The historian Richard Brookhiser made a remark about the presidents that also is relevant to holders of other executive offices. “There hasn’t been a successful second term,” he said dryly, “since James Monroe’s.”
That can be roughly translated as a warning against complacency: After four years in office, the first blush of enthusiasm for any leader can wear off. Not only one’s actions are held against one, but the public already has heard much of a leader’s rhetoric.
He has to vary the tune, a bit, to keep the audience.
But at the same time, when one is re-elected as comfortably as Gov. Bobby Jindal was, there is also the tug of the “mandate.”
What he’s been doing is working, this theory goes, and has won the test that matters most in politics, the votes of the electorate.
True, the mandate for Jindal is somewhat thin. Few voters turned out compared with a really competitive election for governor. And because the governor felt little competition, he really did not have to outline his ideas for a second term in any detail.
That is the downside of a race in which the governor’s closest competitor ran almost 50 percentage points behind. The lack of a competitive race had the natural effect of diminishing the clash of ideas that is more useful to voters than attack ads.
Sheer energy matters in politics, though.

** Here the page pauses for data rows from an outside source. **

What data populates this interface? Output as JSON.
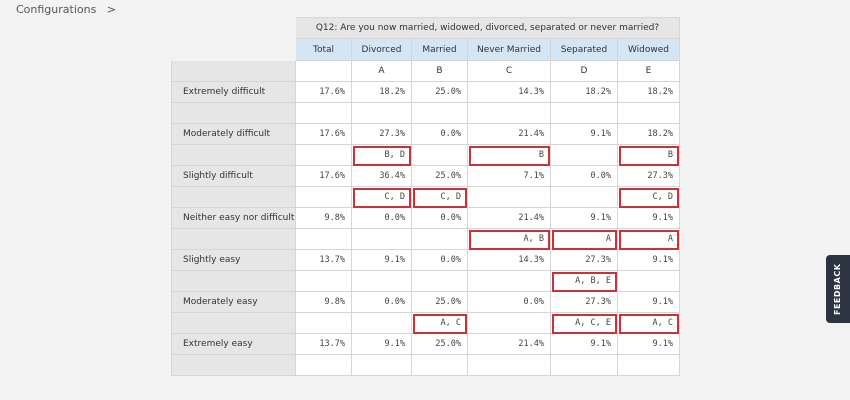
{
  "breadcrumb": {
    "label": "Configurations",
    "separator": ">"
  },
  "table": {
    "question": "Q12: Are you now married, widowed, divorced, separated or never married?",
    "columns": [
      "Total",
      "Divorced",
      "Married",
      "Never Married",
      "Separated",
      "Widowed"
    ],
    "letters": [
      "A",
      "B",
      "C",
      "D",
      "E"
    ],
    "rows": [
      {
        "label": "Extremely difficult",
        "values": [
          "17.6%",
          "18.2%",
          "25.0%",
          "14.3%",
          "18.2%",
          "18.2%"
        ],
        "sig": [
          null,
          null,
          null,
          null,
          null,
          null
        ]
      },
      {
        "label": "Moderately difficult",
        "values": [
          "17.6%",
          "27.3%",
          "0.0%",
          "21.4%",
          "9.1%",
          "18.2%"
        ],
        "sig": [
          null,
          "B, D",
          null,
          "B",
          null,
          "B"
        ]
      },
      {
        "label": "Slightly difficult",
        "values": [
          "17.6%",
          "36.4%",
          "25.0%",
          "7.1%",
          "0.0%",
          "27.3%"
        ],
        "sig": [
          null,
          "C, D",
          "C, D",
          null,
          null,
          "C, D"
        ]
      },
      {
        "label": "Neither easy nor difficult",
        "values": [
          "9.8%",
          "0.0%",
          "0.0%",
          "21.4%",
          "9.1%",
          "9.1%"
        ],
        "sig": [
          null,
          null,
          null,
          "A, B",
          "A",
          "A"
        ]
      },
      {
        "label": "Slightly easy",
        "values": [
          "13.7%",
          "9.1%",
          "0.0%",
          "14.3%",
          "27.3%",
          "9.1%"
        ],
        "sig": [
          null,
          null,
          null,
          null,
          "A, B, E",
          null
        ]
      },
      {
        "label": "Moderately easy",
        "values": [
          "9.8%",
          "0.0%",
          "25.0%",
          "0.0%",
          "27.3%",
          "9.1%"
        ],
        "sig": [
          null,
          null,
          "A, C",
          null,
          "A, C, E",
          "A, C"
        ]
      },
      {
        "label": "Extremely easy",
        "values": [
          "13.7%",
          "9.1%",
          "25.0%",
          "21.4%",
          "9.1%",
          "9.1%"
        ],
        "sig": [
          null,
          null,
          null,
          null,
          null,
          null
        ]
      }
    ]
  },
  "feedback": "FEEDBACK"
}
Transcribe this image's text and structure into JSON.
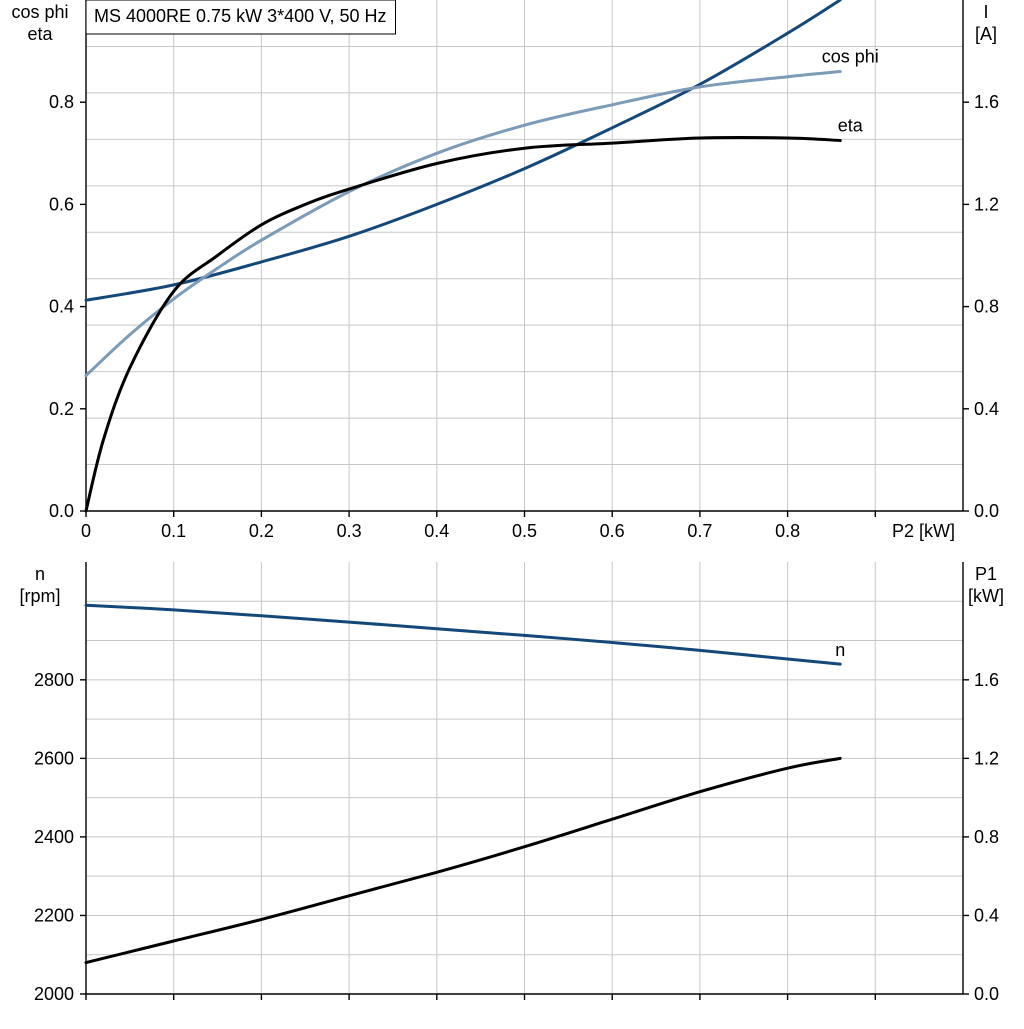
{
  "chart_data": [
    {
      "type": "line",
      "title": "MS 4000RE   0.75 kW   3*400 V, 50 Hz",
      "xlabel": "P2 [kW]",
      "xlim": [
        0,
        1.0
      ],
      "xticks": [
        0,
        0.1,
        0.2,
        0.3,
        0.4,
        0.5,
        0.6,
        0.7,
        0.8
      ],
      "xtick_labels": [
        "0",
        "0.1",
        "0.2",
        "0.3",
        "0.4",
        "0.5",
        "0.6",
        "0.7",
        "0.8"
      ],
      "ylabel_left": [
        "cos phi",
        "eta"
      ],
      "ylim_left": [
        0,
        1.0
      ],
      "yticks_left": [
        0.0,
        0.2,
        0.4,
        0.6,
        0.8
      ],
      "ytick_labels_left": [
        "0.0",
        "0.2",
        "0.4",
        "0.6",
        "0.8"
      ],
      "ylabel_right": [
        "I",
        "[A]"
      ],
      "ylim_right": [
        0,
        2.0
      ],
      "yticks_right": [
        0.0,
        0.4,
        0.8,
        1.2,
        1.6
      ],
      "ytick_labels_right": [
        "0.0",
        "0.4",
        "0.8",
        "1.2",
        "1.6"
      ],
      "grid": true,
      "series": [
        {
          "name": "I",
          "axis": "right",
          "color": "#15487a",
          "x": [
            0,
            0.1,
            0.2,
            0.3,
            0.4,
            0.5,
            0.6,
            0.7,
            0.8,
            0.86
          ],
          "y": [
            0.825,
            0.885,
            0.975,
            1.075,
            1.2,
            1.34,
            1.5,
            1.67,
            1.87,
            2.0
          ]
        },
        {
          "name": "cos phi",
          "axis": "left",
          "color": "#7b9bb9",
          "x": [
            0,
            0.05,
            0.1,
            0.15,
            0.2,
            0.3,
            0.4,
            0.5,
            0.6,
            0.7,
            0.8,
            0.86
          ],
          "y": [
            0.265,
            0.345,
            0.415,
            0.475,
            0.53,
            0.625,
            0.7,
            0.755,
            0.795,
            0.83,
            0.85,
            0.86
          ]
        },
        {
          "name": "eta",
          "axis": "left",
          "color": "#000000",
          "x": [
            0,
            0.02,
            0.05,
            0.1,
            0.15,
            0.2,
            0.25,
            0.3,
            0.4,
            0.5,
            0.6,
            0.7,
            0.8,
            0.86
          ],
          "y": [
            0.0,
            0.14,
            0.28,
            0.43,
            0.5,
            0.56,
            0.6,
            0.63,
            0.68,
            0.71,
            0.72,
            0.73,
            0.73,
            0.725
          ]
        }
      ]
    },
    {
      "type": "line",
      "xlim": [
        0,
        1.0
      ],
      "ylabel_left": [
        "n",
        "[rpm]"
      ],
      "ylim_left": [
        2000,
        3100
      ],
      "yticks_left": [
        2000,
        2200,
        2400,
        2600,
        2800
      ],
      "ytick_labels_left": [
        "2000",
        "2200",
        "2400",
        "2600",
        "2800"
      ],
      "ylabel_right": [
        "P1",
        "[kW]"
      ],
      "ylim_right": [
        0,
        2.2
      ],
      "yticks_right": [
        0.0,
        0.4,
        0.8,
        1.2,
        1.6
      ],
      "ytick_labels_right": [
        "0.0",
        "0.4",
        "0.8",
        "1.2",
        "1.6"
      ],
      "grid": true,
      "series": [
        {
          "name": "n",
          "axis": "left",
          "color": "#15487a",
          "x": [
            0,
            0.1,
            0.2,
            0.3,
            0.4,
            0.5,
            0.6,
            0.7,
            0.8,
            0.86
          ],
          "y": [
            2990,
            2978,
            2963,
            2947,
            2930,
            2913,
            2895,
            2875,
            2853,
            2840
          ]
        },
        {
          "axis": "right",
          "color": "#000000",
          "x": [
            0,
            0.1,
            0.2,
            0.3,
            0.4,
            0.5,
            0.6,
            0.7,
            0.8,
            0.86
          ],
          "y": [
            0.16,
            0.27,
            0.38,
            0.5,
            0.62,
            0.75,
            0.89,
            1.03,
            1.15,
            1.2
          ]
        }
      ]
    }
  ]
}
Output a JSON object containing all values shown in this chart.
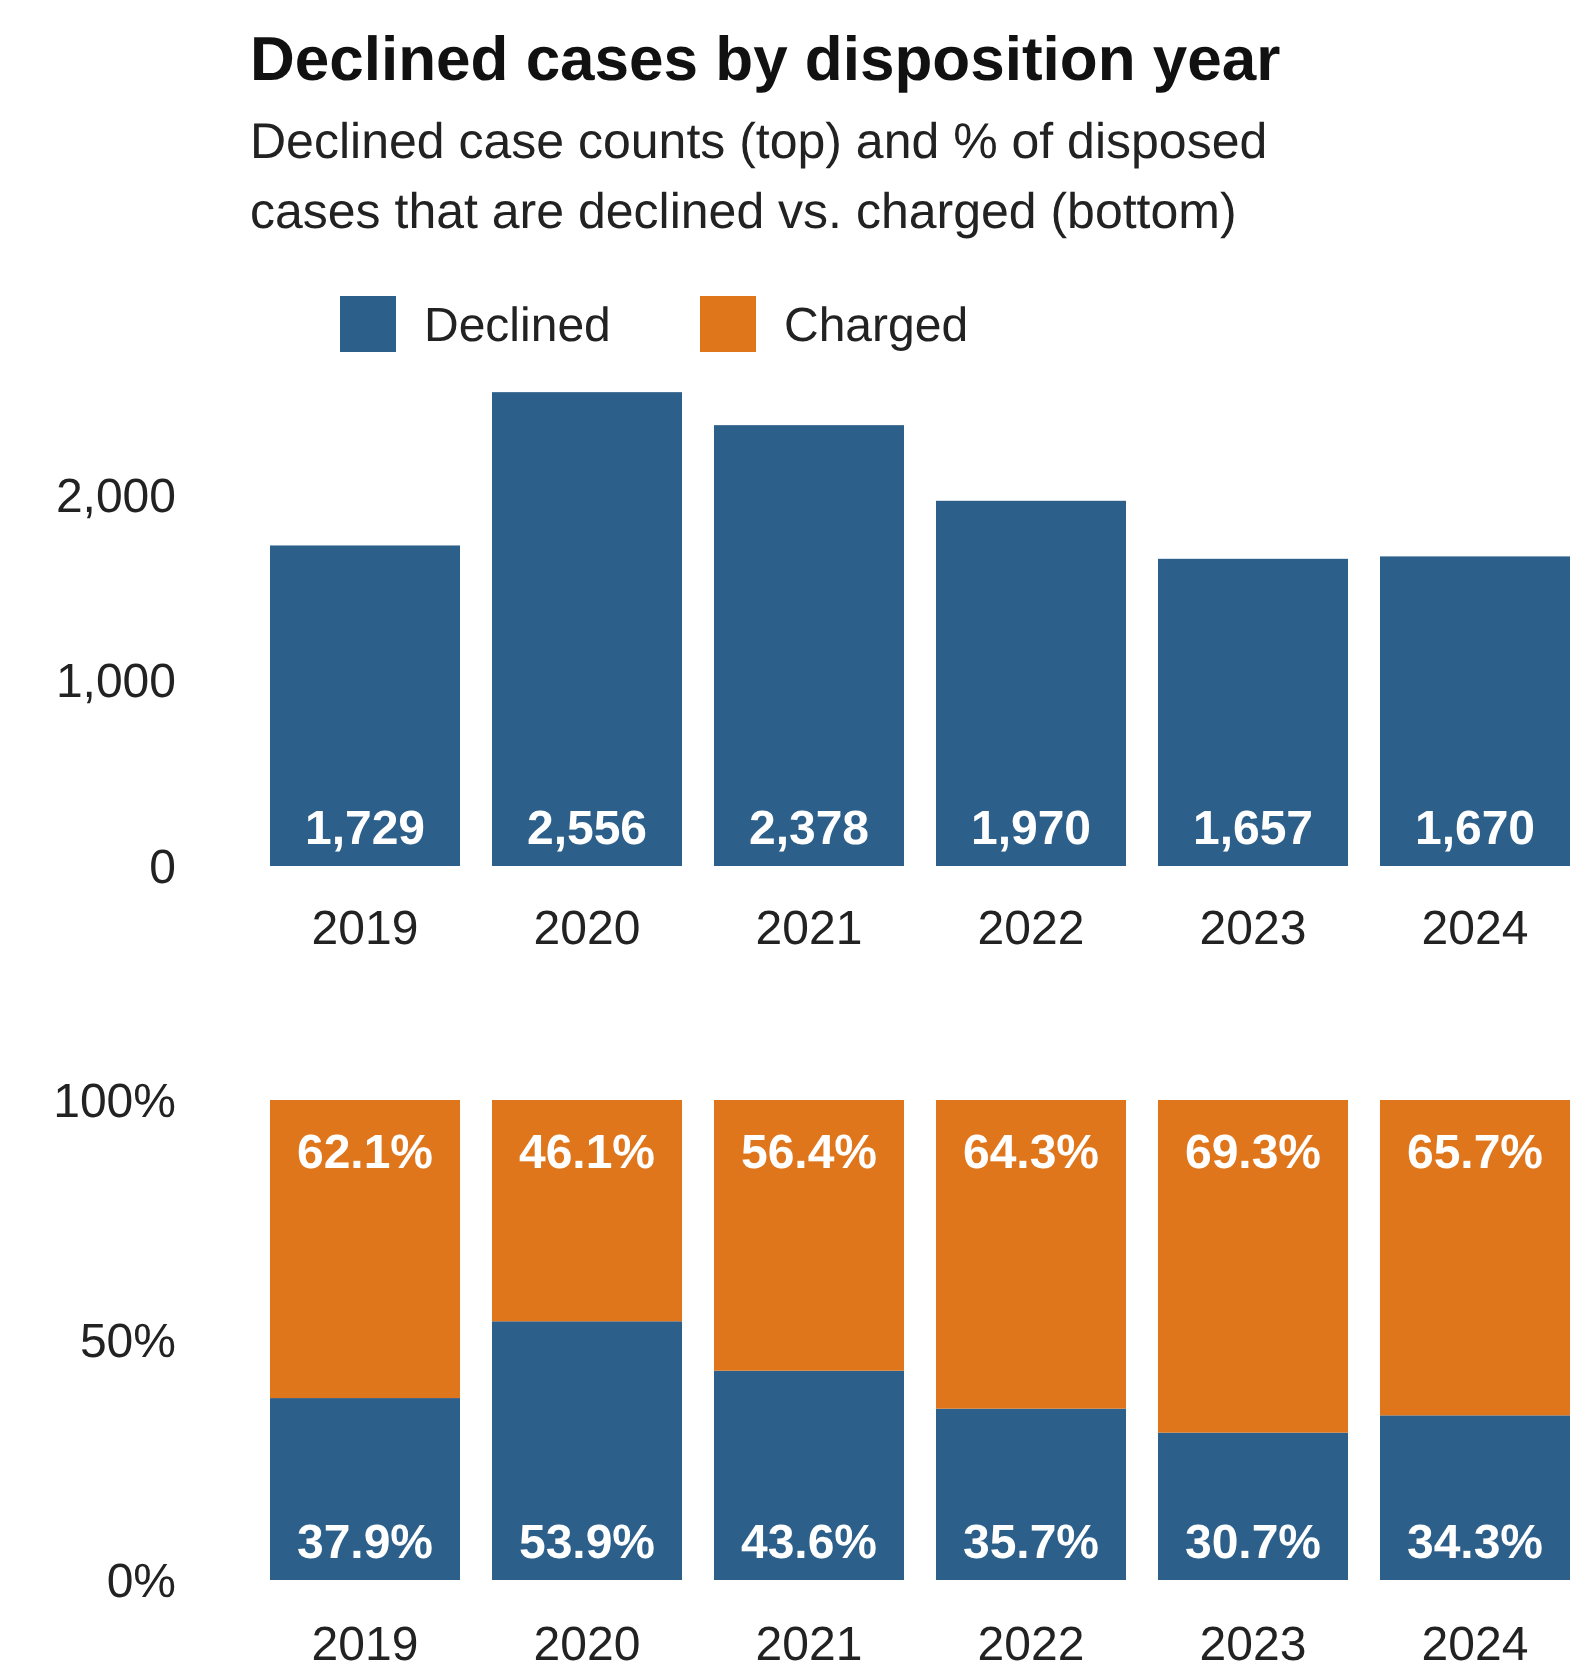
{
  "chart_data": [
    {
      "type": "bar",
      "title": "Declined cases by disposition year",
      "subtitle": "Declined case counts (top) and % of disposed cases that are declined vs. charged (bottom)",
      "categories": [
        "2019",
        "2020",
        "2021",
        "2022",
        "2023",
        "2024"
      ],
      "ylim": [
        0,
        2600
      ],
      "yticks": [
        0,
        {
          "value": 1000,
          "label": "1,000"
        },
        {
          "value": 2000,
          "label": "2,000"
        }
      ],
      "series": [
        {
          "color": "#2c5f8a",
          "values": [
            1729,
            2556,
            2378,
            1970,
            1657,
            1670
          ],
          "value_labels": [
            "1,729",
            "2,556",
            "2,378",
            "1,970",
            "1,657",
            "1,670"
          ]
        }
      ]
    },
    {
      "type": "bar",
      "stacked": true,
      "legend": "top",
      "categories": [
        "2019",
        "2020",
        "2021",
        "2022",
        "2023",
        "2024"
      ],
      "ylim": [
        0,
        100
      ],
      "yticks": [
        {
          "value": 0,
          "label": "0%"
        },
        {
          "value": 50,
          "label": "50%"
        },
        {
          "value": 100,
          "label": "100%"
        }
      ],
      "series": [
        {
          "name": "Declined",
          "color": "#2c5f8a",
          "values": [
            37.9,
            53.9,
            43.6,
            35.7,
            30.7,
            34.3
          ],
          "value_labels": [
            "37.9%",
            "53.9%",
            "43.6%",
            "35.7%",
            "30.7%",
            "34.3%"
          ]
        },
        {
          "name": "Charged",
          "color": "#e0761c",
          "values": [
            62.1,
            46.1,
            56.4,
            64.3,
            69.3,
            65.7
          ],
          "value_labels": [
            "62.1%",
            "46.1%",
            "56.4%",
            "64.3%",
            "69.3%",
            "65.7%"
          ]
        }
      ]
    }
  ]
}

To ward off the Brookhiser curse, Jindal has moved quickly to install a new chief of staff - Steven Waguespack - to replace Timmy Teepell, who is departing for political consulting.
And Jindal has moved, even before legislative runoffs are settled next month, to anoint his choices as president of the Senate and speaker of the House.
There also might be some tug of national politics, as the 2012 presidential election hits its stride.
At age 40, the governor’s energy and intelligence have plenty of scope for action in his home state. In a national economic downturn since 2008, many people are hurting, and their prospects are uncertain. State institutions need leadership that unites concern for the taxpayers’ dollar with a drive for outcomes that improve the quality of life of all residents in the state.
Tackling big problems, such as public education, is the best way to make a lame duck more relevant, and perhaps beat the odds of the Brookhiser curse.